On Monday night, Cook said she wouldn't resign, and on Tuesday, her lawyer, Abbe Lowell, said she will file a lawsuit challenging Trump's authority to force her out, adding that the attempted ouster "lacks any factual or legal basis." The standoff will go through the lower courts and may well end up before the Supreme Court, which previously has issued mixed signals about the limits of the President's power.
Over the years, of course, we have learned to expect abject submission from Trump's G.O.P. quislings on Capitol Hill. In this instance, the only murmur of protest came from Representative Don Bacon, of Nebraska, who isn't running for reƫlection. Bacon said that Cook was entitled to due process and, referring to the President, stated the obvious: "This is his way to gain control of the Fed."

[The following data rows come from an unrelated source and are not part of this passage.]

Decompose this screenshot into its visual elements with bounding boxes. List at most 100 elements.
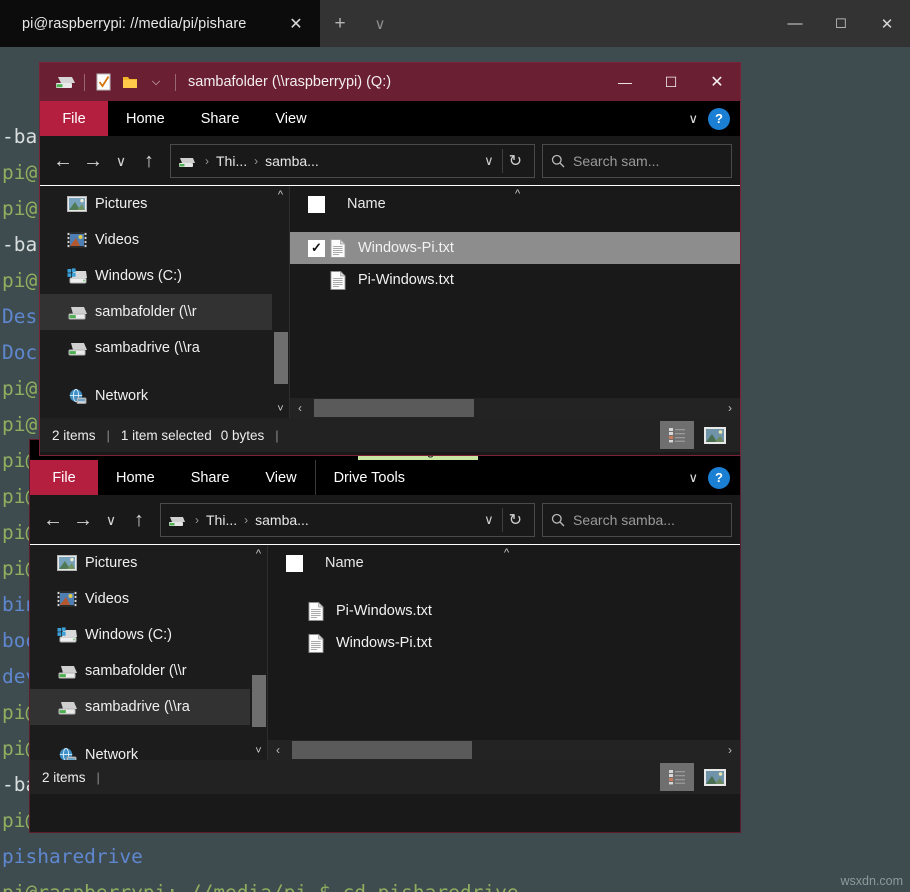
navigation-pane-2[interactable]: PicturesVideosWindows (C:)sambafolder (\… <box>30 545 268 760</box>
tab-view-2[interactable]: View <box>247 460 314 495</box>
select-all-checkbox-1[interactable] <box>308 196 325 213</box>
file-list-row[interactable]: ✓Windows-Pi.txt <box>290 232 740 264</box>
file-list-hscrollbar-2[interactable]: ‹ › <box>268 740 740 760</box>
tab-share-2[interactable]: Share <box>173 460 248 495</box>
file-list-row[interactable]: Windows-Pi.txt <box>268 627 740 659</box>
forward-icon-1[interactable]: → <box>78 144 108 178</box>
address-dropdown-icon-2[interactable]: ∨ <box>476 512 502 528</box>
scroll-up-icon-1[interactable]: ^ <box>272 186 289 204</box>
scroll-left-icon-2[interactable]: ‹ <box>268 743 288 757</box>
large-icons-view-icon-1[interactable] <box>698 421 732 449</box>
chevron-down-icon-1[interactable]: ∨ <box>678 111 708 127</box>
back-icon-1[interactable]: ← <box>48 144 78 178</box>
hscroll-track-1[interactable] <box>310 398 720 418</box>
navigation-pane-1[interactable]: PicturesVideosWindows (C:)sambafolder (\… <box>40 186 290 418</box>
window-close-icon[interactable]: ✕ <box>864 0 910 47</box>
checkbox-icon[interactable] <box>308 272 325 289</box>
navpane-item-sambadrive-ra[interactable]: sambadrive (\\ra <box>30 689 267 725</box>
navpane-item-label: sambadrive (\\ra <box>85 699 190 715</box>
navpane-item-sambadrive-ra[interactable]: sambadrive (\\ra <box>40 330 289 366</box>
hscroll-track-2[interactable] <box>288 740 720 760</box>
navpane-scrollbar-2[interactable]: ^ ˅ <box>250 545 267 760</box>
recent-locations-icon-1[interactable]: ∨ <box>108 144 134 178</box>
checkbox-icon[interactable] <box>286 635 303 652</box>
address-dropdown-icon-1[interactable]: ∨ <box>476 153 502 169</box>
scroll-down-icon-1[interactable]: ˅ <box>272 400 289 418</box>
tab-file-1[interactable]: File <box>40 101 108 136</box>
scroll-right-icon-2[interactable]: › <box>720 743 740 757</box>
new-folder-icon-1[interactable] <box>117 69 143 95</box>
navpane-item-videos[interactable]: Videos <box>40 222 289 258</box>
tab-view-1[interactable]: View <box>257 101 324 136</box>
recent-locations-icon-2[interactable]: ∨ <box>98 503 124 537</box>
navpane-scrollbar-1[interactable]: ^ ˅ <box>272 186 289 418</box>
breadcrumb-sambadrive-2[interactable]: samba... <box>255 512 309 528</box>
large-icons-view-icon-2[interactable] <box>698 763 732 791</box>
file-list-1[interactable]: ^ Name ✓Windows-Pi.txtPi-Windows.txt ‹ › <box>290 186 740 418</box>
up-icon-1[interactable]: ↑ <box>134 144 164 178</box>
navpane-scroll-thumb-1[interactable] <box>274 332 288 384</box>
navpane-item-network[interactable]: Network <box>30 737 267 760</box>
navpane-item-pictures[interactable]: Pictures <box>30 545 267 581</box>
search-box-1[interactable]: Search sam... <box>542 144 732 178</box>
back-icon-2[interactable]: ← <box>38 503 68 537</box>
navpane-scroll-thumb-2[interactable] <box>252 675 266 727</box>
navpane-item-sambafolder-r[interactable]: sambafolder (\\r <box>30 653 267 689</box>
file-list-row[interactable]: Pi-Windows.txt <box>290 264 740 296</box>
explorer-window-sambadrive[interactable]: Manage File Home Share View Drive Tools … <box>30 440 740 832</box>
chevron-down-icon-2[interactable]: ∨ <box>678 470 708 486</box>
status-item-count-1: 2 items <box>52 428 96 443</box>
address-bar-2[interactable]: › Thi... › samba... ∨ ↻ <box>160 503 535 537</box>
chevron-down-icon[interactable]: ∨ <box>360 0 400 47</box>
close-icon-1[interactable]: ✕ <box>694 63 740 101</box>
customize-qat-icon-1[interactable]: ⌵ <box>143 69 169 95</box>
navpane-item-pictures[interactable]: Pictures <box>40 186 289 222</box>
up-icon-2[interactable]: ↑ <box>124 503 154 537</box>
refresh-icon-1[interactable]: ↻ <box>503 151 528 171</box>
new-tab-icon[interactable]: + <box>320 0 360 47</box>
explorer-window-sambafolder[interactable]: ⌵ sambafolder (\\raspberrypi) (Q:) — ☐ ✕… <box>40 63 740 455</box>
address-bar-1[interactable]: › Thi... › samba... ∨ ↻ <box>170 144 535 178</box>
navpane-item-sambafolder-r[interactable]: sambafolder (\\r <box>40 294 289 330</box>
breadcrumb-this-pc-2[interactable]: Thi... <box>206 512 237 528</box>
forward-icon-2[interactable]: → <box>68 503 98 537</box>
tab-file-2[interactable]: File <box>30 460 98 495</box>
file-list-hscrollbar-1[interactable]: ‹ › <box>290 398 740 418</box>
help-icon-2[interactable]: ? <box>708 467 730 489</box>
scroll-right-icon-1[interactable]: › <box>720 401 740 415</box>
breadcrumb-this-pc-1[interactable]: Thi... <box>216 153 247 169</box>
navpane-item-windows-c[interactable]: Windows (C:) <box>40 258 289 294</box>
navpane-item-windows-c[interactable]: Windows (C:) <box>30 617 267 653</box>
network-drive-icon-title-1[interactable] <box>52 69 78 95</box>
titlebar-1[interactable]: ⌵ sambafolder (\\raspberrypi) (Q:) — ☐ ✕ <box>40 63 740 101</box>
select-all-checkbox-2[interactable] <box>286 555 303 572</box>
close-icon[interactable]: ✕ <box>280 8 312 39</box>
details-view-icon-2[interactable] <box>660 763 694 791</box>
navpane-item-videos[interactable]: Videos <box>30 581 267 617</box>
minimize-icon-1[interactable]: — <box>602 63 648 101</box>
tab-home-2[interactable]: Home <box>98 460 173 495</box>
properties-icon-1[interactable] <box>91 69 117 95</box>
tab-home-1[interactable]: Home <box>108 101 183 136</box>
breadcrumb-sambafolder-1[interactable]: samba... <box>265 153 319 169</box>
scroll-down-icon-2[interactable]: ˅ <box>250 742 267 760</box>
scroll-left-icon-1[interactable]: ‹ <box>290 401 310 415</box>
search-box-2[interactable]: Search samba... <box>542 503 732 537</box>
help-icon-1[interactable]: ? <box>708 108 730 130</box>
details-view-icon-1[interactable] <box>660 421 694 449</box>
hscroll-thumb-1[interactable] <box>314 399 474 417</box>
tab-share-1[interactable]: Share <box>183 101 258 136</box>
navpane-item-network[interactable]: Network <box>40 378 289 414</box>
maximize-icon-1[interactable]: ☐ <box>648 63 694 101</box>
file-list-2[interactable]: ^ Name Pi-Windows.txtWindows-Pi.txt ‹ › <box>268 545 740 760</box>
maximize-icon[interactable]: ☐ <box>818 0 864 47</box>
checkbox-checked-icon[interactable]: ✓ <box>308 240 325 257</box>
terminal-tab[interactable]: pi@raspberrypi: //media/pi/pishare ✕ <box>0 0 320 47</box>
checkbox-icon[interactable] <box>286 603 303 620</box>
hscroll-thumb-2[interactable] <box>292 741 472 759</box>
tab-drive-tools-2[interactable]: Drive Tools <box>315 460 423 495</box>
refresh-icon-2[interactable]: ↻ <box>503 510 528 530</box>
file-list-row[interactable]: Pi-Windows.txt <box>268 595 740 627</box>
scroll-up-icon-2[interactable]: ^ <box>250 545 267 563</box>
minimize-icon[interactable]: — <box>772 0 818 47</box>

The failure of Wall Street and corporate leaders to register any immediate protests demands more comment. Whether Trump is described as a would-be-dictator, a Mob boss, or a reckless gambler is largely a matter of semantics from an economic perspective. In practical terms, his modus operandi is to push things as far as he can, regardless of laws or existing norms, until he receives powerful pushback. When there is no pushback, he keeps pushing.